Elections have consequences. Sometimes those consequences show up fast — like when one of the nation’s largest defense contractors decides it’s seen enough and heads for the exits barely a month after the new governor takes office.
That’s exactly what happened in Virginia this week. Boeing announced it’s yanking its Defense, Space & Security headquarters out of Arlington and heading back to St. Louis — the same division it moved to Virginia in 2022 when business-friendly Republican Gov. Glenn Youngkin was making the Commonwealth an attractive place to build things that go boom in defense of this country. Youngkin’s gone now. Abigail Spanberger is in charge. Boeing didn’t need to wait for a second term to read the room.
And here’s the part that should have every Virginia gun owner sitting up straight: the same agenda that sent Boeing packing is the same one coming for your AR, your standard-capacity magazines, and anything else Democrats have decided you don’t need.
Spanberger wasn’t in office five minutes before Virginia Democrats came out swinging with roughly 40 gun-related bills this session. The crown jewel is House Bill 217 — a flat-out ban on so-called “assault firearms,” targeting semiautomatic centerfire rifles equipped with magazines over 20 rounds, folding stocks, or the ability to accept a suppressor. Violators face Class 1 misdemeanor charges. The legislature also advanced a 10-round magazine cap that would instantly criminalize thousands of law-abiding Virginians who currently own perfectly legal standard-capacity mags. They’re also pushing a $500 state tax on suppressors — right after the federal $200 NFA tax was zeroed out. Because nothing says “we respect your rights” like a punitive tax on a hearing protection device.
Let’s be clear about where Spanberger comes from on this. She’s a former volunteer for Bloomberg’s Moms Demand Action. Everytown for Gun Safety dropped $1 million in paid media to put her in the governor’s mansion and personally contacted a quarter-million Virginia voters to make it happen. This isn’t a politician who stumbled into gun control. This is a true believer with a compliant legislature and a pen that’s itching to sign everything Youngkin kept in the trash.

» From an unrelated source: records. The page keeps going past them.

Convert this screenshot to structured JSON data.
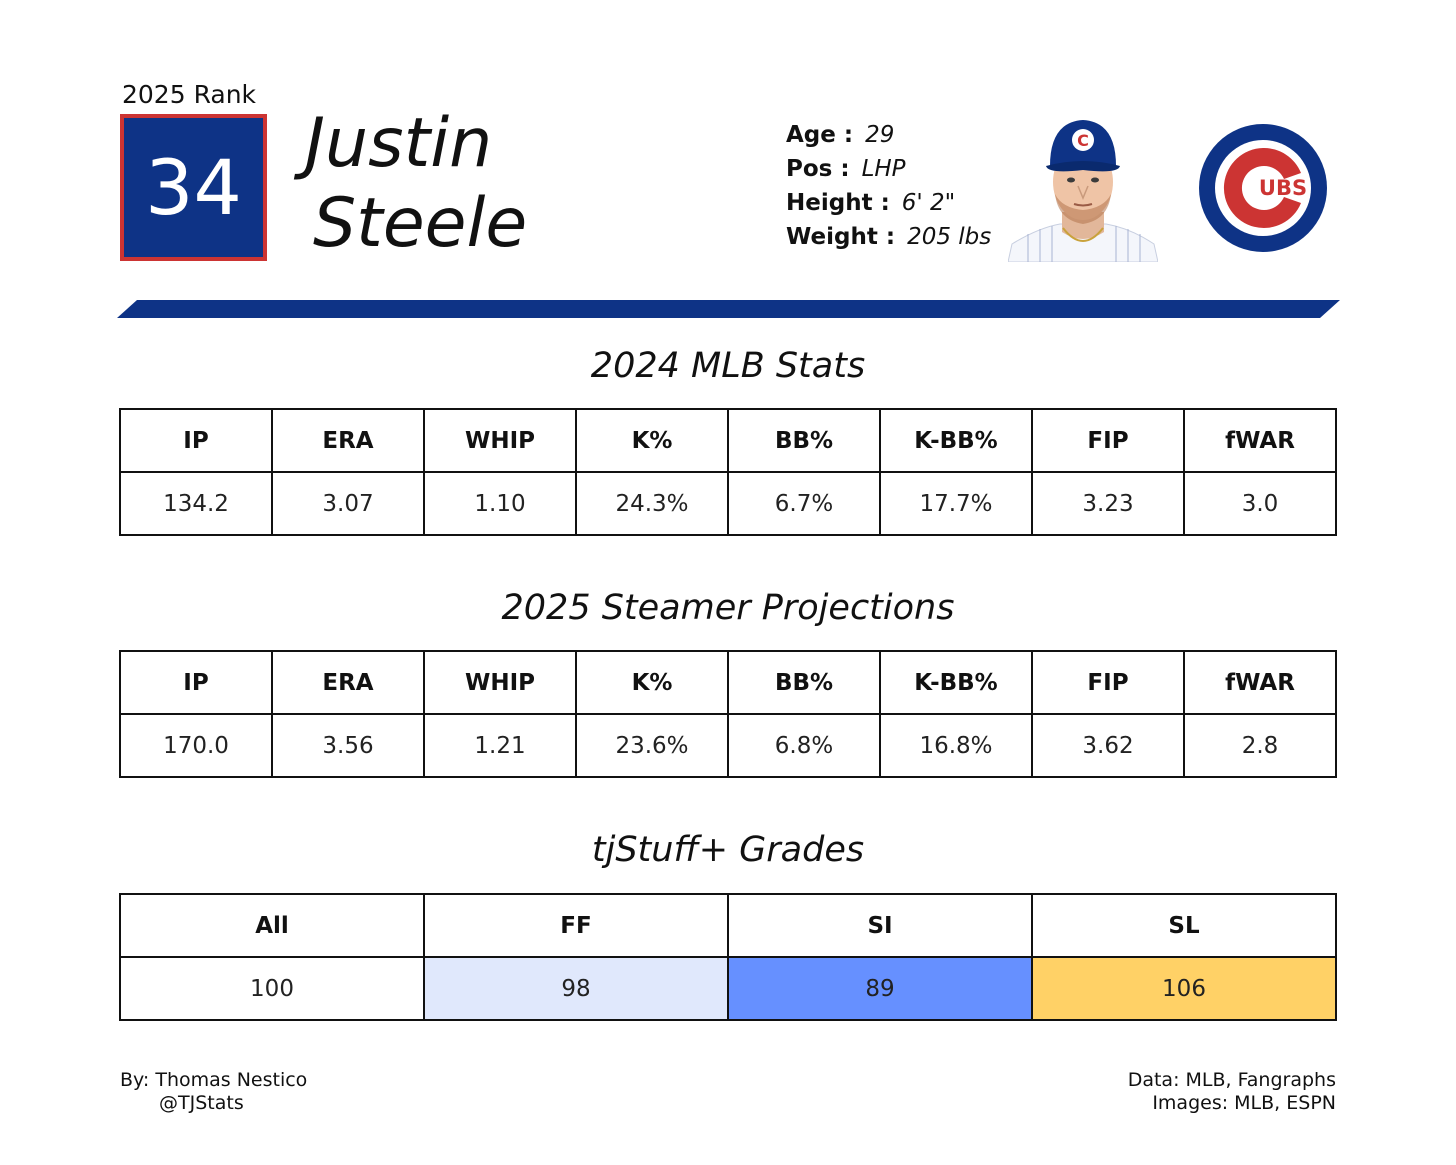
{
  "rank": {
    "label": "2025 Rank",
    "value": "34"
  },
  "player": {
    "first_name": "Justin",
    "last_name": "Steele"
  },
  "bio": [
    {
      "key": "Age :",
      "value": "29"
    },
    {
      "key": "Pos :",
      "value": "LHP"
    },
    {
      "key": "Height :",
      "value": "6' 2\""
    },
    {
      "key": "Weight :",
      "value": "205 lbs"
    }
  ],
  "team": {
    "logo_text": "UBS",
    "primary_color": "#0e3386",
    "accent_color": "#cc3433"
  },
  "stats_2024": {
    "title": "2024 MLB Stats",
    "headers": [
      "IP",
      "ERA",
      "WHIP",
      "K%",
      "BB%",
      "K-BB%",
      "FIP",
      "fWAR"
    ],
    "values": [
      "134.2",
      "3.07",
      "1.10",
      "24.3%",
      "6.7%",
      "17.7%",
      "3.23",
      "3.0"
    ]
  },
  "projections_2025": {
    "title": "2025 Steamer Projections",
    "headers": [
      "IP",
      "ERA",
      "WHIP",
      "K%",
      "BB%",
      "K-BB%",
      "FIP",
      "fWAR"
    ],
    "values": [
      "170.0",
      "3.56",
      "1.21",
      "23.6%",
      "6.8%",
      "16.8%",
      "3.62",
      "2.8"
    ]
  },
  "grades": {
    "title": "tjStuff+ Grades",
    "headers": [
      "All",
      "FF",
      "SI",
      "SL"
    ],
    "values": [
      "100",
      "98",
      "89",
      "106"
    ],
    "cell_colors": [
      "#ffffff",
      "#e0e8fc",
      "#6690ff",
      "#ffd166"
    ]
  },
  "credits": {
    "author": "By: Thomas Nestico",
    "handle": "@TJStats",
    "data": "Data: MLB, Fangraphs",
    "images": "Images: MLB, ESPN"
  }
}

House Minority Leader Terry Kilgore called HB 217 exactly what it is — a direct defiance of Bruen and a blatant attempt to criminalize the most commonly owned rifles in America. He’s right, and the lawsuits will fly. But that’s the point. These people don’t care if their laws get struck down eventually. They want them on the books now, and they want Virginians living under the threat of prosecution in the meantime.
Meanwhile, Boeing is heading to Missouri — a constitutional carry state — where Secretary of War Pete Hegseth showed up at the St. Louis plant to congratulate the workers and call them “patriots that are key elements to ensuring peace through strength.” Missouri Gov. Mike Kehoe called it a “win for the heartland.” Hard to argue.
The connection here isn’t subtle. The political environment that makes Boeing decide Virginia is no longer worth the risk is the same environment that looks at a law-abiding gun owner and sees a criminal-in-waiting. Both are targets of the same ideological project. Both are being told that their presence — whether as a defense manufacturer or as an armed citizen — is no longer welcome in the new Virginia.
Youngkin kept the wolves at bay. Spanberger opened the gate. Virginia gun owners knew this was coming. Now it’s here.
Stand your ground, Virginians. The Virginia Citizens Defense League, Gun Owners of America, and the NRA-ILA all have active campaigns running right now. Use them.